Cerco di usare la tecnica della visualizzazione: dove avrebbe potuto essere avvenuto quel dialogo? Eravamo forse seduti sulla panca di mattoni, sotto la palestrina? Eravamo in piedi a bordo vasca? Buio. Buio. Buio. Non ricordo. E mi sembra così strano tutto il dialogo, a partire dal fatto che iniziai proprio chiedendogli come mai avesse il naso storto. Perché non è che parli con qualcuno e poi all’improvviso gli chiedi “Ehi, scusa, come mai hai il naso storto?” Deve essere lui a dirtelo di sua spontanea volontà. E ci deve essere un motivo per arrivare a parlare di quel naso, ci deve essere un appiglio, ma nel dialogo che trovo nelle pagine del diario c’è solo la domanda di attacco: “Come mai hai il naso storto?” seguito dalla sua spiegazione con dovizia di particolari fin troppo splatter per i miei gusti.

Alla fine mi scappa da ridere. Leggendo i ricordi si rincorrono. Si rincorrono e diventano altri ricordi.

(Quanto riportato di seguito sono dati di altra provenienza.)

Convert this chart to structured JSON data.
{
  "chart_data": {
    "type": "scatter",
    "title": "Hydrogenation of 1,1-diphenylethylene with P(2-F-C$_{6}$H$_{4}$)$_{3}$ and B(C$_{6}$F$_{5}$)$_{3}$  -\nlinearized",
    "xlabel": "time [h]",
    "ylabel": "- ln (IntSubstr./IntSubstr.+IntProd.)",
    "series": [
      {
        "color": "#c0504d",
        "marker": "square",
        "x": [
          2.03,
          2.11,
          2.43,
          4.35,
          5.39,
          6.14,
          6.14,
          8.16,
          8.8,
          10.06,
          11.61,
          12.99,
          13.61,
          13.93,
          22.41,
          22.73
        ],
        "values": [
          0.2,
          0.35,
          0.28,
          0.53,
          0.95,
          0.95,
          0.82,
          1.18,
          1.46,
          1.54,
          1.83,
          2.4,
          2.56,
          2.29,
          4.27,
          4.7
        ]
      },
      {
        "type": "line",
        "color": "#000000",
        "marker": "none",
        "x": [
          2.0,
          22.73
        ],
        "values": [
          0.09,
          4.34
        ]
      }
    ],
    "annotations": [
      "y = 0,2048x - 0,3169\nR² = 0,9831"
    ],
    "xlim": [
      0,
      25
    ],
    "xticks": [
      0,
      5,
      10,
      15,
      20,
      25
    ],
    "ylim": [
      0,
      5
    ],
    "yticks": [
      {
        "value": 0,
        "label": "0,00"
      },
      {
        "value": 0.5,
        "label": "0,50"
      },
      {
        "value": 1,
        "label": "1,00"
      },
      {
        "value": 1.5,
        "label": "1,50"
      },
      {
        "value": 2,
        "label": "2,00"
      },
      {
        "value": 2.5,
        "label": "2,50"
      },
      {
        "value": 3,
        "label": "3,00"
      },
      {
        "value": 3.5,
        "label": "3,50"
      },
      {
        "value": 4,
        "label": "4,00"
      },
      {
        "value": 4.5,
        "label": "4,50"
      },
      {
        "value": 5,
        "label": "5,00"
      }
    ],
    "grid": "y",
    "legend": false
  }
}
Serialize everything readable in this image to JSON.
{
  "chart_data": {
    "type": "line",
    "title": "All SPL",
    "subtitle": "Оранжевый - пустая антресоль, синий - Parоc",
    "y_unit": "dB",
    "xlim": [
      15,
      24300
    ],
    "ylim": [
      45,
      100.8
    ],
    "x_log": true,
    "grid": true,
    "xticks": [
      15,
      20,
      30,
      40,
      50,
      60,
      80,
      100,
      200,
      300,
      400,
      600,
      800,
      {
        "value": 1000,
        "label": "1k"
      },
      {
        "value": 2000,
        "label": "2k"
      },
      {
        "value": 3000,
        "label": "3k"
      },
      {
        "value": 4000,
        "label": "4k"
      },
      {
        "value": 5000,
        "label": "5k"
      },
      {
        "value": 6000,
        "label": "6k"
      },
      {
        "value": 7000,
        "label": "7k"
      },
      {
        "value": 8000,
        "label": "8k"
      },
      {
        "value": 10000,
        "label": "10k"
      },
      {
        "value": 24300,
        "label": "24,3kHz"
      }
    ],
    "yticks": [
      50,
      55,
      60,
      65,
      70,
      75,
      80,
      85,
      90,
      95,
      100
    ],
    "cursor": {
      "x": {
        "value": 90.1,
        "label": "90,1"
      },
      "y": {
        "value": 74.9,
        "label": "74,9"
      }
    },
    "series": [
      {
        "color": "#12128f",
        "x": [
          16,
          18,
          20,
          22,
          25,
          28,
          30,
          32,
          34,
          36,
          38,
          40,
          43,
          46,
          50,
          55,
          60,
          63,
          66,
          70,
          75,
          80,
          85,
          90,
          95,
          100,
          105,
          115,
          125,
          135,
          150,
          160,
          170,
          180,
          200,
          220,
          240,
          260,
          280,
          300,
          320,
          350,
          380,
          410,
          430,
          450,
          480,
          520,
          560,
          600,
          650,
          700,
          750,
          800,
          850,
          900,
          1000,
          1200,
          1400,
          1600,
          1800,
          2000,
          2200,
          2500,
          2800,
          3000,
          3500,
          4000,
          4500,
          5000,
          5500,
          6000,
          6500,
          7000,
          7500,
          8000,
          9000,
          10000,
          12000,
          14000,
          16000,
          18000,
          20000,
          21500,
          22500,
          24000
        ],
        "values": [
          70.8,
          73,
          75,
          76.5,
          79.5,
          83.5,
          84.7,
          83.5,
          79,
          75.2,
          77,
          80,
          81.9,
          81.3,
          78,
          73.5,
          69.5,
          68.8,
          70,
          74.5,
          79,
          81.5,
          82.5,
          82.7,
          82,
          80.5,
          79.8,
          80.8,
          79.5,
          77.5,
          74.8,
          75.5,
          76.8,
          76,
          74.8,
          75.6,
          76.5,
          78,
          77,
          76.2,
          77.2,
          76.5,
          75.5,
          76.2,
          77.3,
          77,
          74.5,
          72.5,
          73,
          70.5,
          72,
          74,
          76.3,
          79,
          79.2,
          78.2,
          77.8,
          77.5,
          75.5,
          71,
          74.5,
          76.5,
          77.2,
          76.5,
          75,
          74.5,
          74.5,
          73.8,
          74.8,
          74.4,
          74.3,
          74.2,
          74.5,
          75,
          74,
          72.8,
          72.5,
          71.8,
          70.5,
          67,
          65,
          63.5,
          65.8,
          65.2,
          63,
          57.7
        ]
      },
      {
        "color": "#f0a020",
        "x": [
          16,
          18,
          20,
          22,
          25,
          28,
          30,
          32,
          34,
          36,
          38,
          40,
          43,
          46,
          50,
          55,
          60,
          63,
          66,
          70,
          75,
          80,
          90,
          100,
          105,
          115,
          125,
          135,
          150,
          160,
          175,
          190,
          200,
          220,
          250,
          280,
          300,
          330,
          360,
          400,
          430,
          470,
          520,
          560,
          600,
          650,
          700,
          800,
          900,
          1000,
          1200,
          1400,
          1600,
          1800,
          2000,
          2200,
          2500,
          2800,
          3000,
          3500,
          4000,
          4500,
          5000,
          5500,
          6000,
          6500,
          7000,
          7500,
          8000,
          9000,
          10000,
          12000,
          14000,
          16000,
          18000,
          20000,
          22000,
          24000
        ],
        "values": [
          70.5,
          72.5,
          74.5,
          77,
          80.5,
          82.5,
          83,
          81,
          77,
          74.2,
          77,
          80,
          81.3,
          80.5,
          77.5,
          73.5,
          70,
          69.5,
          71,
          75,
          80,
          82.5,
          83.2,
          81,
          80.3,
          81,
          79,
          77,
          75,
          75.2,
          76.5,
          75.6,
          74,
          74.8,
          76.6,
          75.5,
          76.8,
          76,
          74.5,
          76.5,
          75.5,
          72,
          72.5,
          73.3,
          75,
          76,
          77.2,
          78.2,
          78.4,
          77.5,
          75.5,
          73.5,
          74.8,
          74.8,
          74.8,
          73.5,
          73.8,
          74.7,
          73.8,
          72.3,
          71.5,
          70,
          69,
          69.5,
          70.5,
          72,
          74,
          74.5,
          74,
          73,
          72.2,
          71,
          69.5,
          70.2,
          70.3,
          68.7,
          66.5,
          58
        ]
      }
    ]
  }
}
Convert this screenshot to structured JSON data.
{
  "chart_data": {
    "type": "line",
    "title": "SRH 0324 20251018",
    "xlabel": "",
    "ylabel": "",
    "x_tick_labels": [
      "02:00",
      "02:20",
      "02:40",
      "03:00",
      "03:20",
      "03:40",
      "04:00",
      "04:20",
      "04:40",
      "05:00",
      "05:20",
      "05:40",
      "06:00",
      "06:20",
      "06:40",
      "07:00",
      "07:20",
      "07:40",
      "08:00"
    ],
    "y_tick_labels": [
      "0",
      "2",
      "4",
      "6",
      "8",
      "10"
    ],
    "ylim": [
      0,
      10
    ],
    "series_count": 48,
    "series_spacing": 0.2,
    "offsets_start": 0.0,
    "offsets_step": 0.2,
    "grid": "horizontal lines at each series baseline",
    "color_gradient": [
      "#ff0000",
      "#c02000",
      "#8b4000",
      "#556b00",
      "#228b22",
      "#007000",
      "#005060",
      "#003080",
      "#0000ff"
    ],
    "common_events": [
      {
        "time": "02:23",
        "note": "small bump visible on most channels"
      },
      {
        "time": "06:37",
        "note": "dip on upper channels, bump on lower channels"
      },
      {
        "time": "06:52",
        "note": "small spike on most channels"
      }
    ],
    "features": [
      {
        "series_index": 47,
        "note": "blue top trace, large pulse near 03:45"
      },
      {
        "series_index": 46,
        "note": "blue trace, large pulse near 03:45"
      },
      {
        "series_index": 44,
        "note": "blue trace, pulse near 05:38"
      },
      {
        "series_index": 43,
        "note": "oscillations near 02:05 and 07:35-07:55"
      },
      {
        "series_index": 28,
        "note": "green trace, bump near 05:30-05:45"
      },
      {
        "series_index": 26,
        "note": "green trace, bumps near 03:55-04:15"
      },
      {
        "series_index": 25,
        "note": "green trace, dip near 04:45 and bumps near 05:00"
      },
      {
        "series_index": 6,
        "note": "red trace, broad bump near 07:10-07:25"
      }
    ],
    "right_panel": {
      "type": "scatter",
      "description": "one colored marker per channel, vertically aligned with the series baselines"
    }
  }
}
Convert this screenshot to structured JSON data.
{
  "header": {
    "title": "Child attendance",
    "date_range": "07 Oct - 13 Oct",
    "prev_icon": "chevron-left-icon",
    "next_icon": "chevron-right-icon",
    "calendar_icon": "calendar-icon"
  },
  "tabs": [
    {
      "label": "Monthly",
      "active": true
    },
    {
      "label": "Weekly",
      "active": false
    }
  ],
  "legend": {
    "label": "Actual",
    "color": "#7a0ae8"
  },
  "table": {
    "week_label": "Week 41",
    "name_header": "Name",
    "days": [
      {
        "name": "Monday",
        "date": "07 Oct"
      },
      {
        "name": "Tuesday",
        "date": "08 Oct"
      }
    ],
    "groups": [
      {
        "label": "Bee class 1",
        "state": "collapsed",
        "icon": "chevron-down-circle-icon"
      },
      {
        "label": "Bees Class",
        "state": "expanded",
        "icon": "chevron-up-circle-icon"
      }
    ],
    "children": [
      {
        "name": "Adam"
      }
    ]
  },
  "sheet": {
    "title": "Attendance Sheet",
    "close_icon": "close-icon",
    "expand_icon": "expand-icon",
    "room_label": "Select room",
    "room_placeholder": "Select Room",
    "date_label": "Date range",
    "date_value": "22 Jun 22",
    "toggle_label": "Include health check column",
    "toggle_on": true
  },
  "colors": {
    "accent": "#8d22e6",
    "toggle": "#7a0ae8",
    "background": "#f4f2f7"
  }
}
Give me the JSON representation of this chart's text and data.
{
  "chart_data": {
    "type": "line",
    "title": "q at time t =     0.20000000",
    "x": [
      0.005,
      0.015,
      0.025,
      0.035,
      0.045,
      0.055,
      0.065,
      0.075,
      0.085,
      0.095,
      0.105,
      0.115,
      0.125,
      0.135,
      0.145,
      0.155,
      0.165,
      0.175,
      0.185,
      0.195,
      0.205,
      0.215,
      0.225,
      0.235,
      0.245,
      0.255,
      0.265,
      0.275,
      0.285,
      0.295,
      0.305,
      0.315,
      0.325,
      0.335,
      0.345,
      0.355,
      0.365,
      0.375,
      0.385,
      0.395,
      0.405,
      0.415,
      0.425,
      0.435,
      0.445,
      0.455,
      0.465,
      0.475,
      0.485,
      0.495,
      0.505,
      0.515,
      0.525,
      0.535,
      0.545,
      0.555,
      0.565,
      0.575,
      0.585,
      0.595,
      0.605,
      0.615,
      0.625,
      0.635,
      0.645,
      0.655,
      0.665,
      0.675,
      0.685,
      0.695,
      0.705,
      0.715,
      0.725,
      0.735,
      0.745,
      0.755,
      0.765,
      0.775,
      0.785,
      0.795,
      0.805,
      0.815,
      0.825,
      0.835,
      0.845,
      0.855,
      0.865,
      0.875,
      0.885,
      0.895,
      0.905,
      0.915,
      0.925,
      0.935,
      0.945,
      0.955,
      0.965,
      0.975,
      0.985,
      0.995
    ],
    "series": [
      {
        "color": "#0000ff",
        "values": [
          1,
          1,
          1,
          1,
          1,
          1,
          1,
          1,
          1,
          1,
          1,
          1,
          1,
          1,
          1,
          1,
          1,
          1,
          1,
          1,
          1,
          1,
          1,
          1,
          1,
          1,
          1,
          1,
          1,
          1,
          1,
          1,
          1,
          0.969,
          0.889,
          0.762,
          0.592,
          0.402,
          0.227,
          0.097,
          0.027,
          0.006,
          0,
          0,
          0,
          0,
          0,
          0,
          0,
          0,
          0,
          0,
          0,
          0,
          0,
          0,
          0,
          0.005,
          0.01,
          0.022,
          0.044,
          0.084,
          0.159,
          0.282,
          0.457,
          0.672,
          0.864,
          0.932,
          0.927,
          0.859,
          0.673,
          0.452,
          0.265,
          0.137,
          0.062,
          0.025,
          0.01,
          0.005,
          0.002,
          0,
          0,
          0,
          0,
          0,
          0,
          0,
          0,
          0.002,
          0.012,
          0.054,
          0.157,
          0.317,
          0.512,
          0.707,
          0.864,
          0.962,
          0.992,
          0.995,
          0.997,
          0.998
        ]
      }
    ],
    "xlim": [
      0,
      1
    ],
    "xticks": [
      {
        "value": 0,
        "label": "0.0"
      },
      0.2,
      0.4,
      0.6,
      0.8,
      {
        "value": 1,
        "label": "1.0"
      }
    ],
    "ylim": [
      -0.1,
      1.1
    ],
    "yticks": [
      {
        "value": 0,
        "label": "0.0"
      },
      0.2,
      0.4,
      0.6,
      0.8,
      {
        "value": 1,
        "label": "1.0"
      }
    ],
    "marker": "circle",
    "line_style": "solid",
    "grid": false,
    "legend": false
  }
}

Ed è il caso del ricordo vivissimo di un sogno fatto una notte di almeno un decennio dopo aver scritto quel dialogo sul naso rotto ed essermene dimenticata. In quel sogno c’era Jovanotti, il mio primo “fidanzato immaginario”. Eravamo al Parco delle Rose, discoteca della movida milanese fine anni ottanta, seduti ai tavolini del bar a parlare. Albeggiava ed erano rimasti poche persone. Come in un film il mio sguardo si era appoggiato su tutta la discoteca, poi sulla sua moto parcheggiata all’interno accanto a quella di altri VIP e poi noi due, io e Jovanotti, seduti. Io ad un certo punto gli chiedo: “Come mai hai il naso storto?” Lui fa una pausa, mi guarda serio e mi racconta di quando un suo amico, giocando, glielo aveva rotto con una gomitata. Ricordo che mi aveva descritto il dolore, il sangue, lo svenimento, il risveglio con il naso che pulsava, il gonfiore e gli occhi pesti… Mi ero svegliata di colpo e quel sogno era rimasto sospeso dentro di me per tanto tempo e, in qualche modo, ogni volta che vedevo il naso di Jovanotti, avevo la sensazione di sapere come se l’era rotto.

Solo ora però realizzo che il mio amico (prima) e Jovanotti (poi, nel sogno) mi avevano raccontato di essersi rotti il naso nello stesso modo. Sarebbe bello scoprire se in tutto questo a partire dai loro nasi storti c’è qualcosa di vero o è tutto immaginario.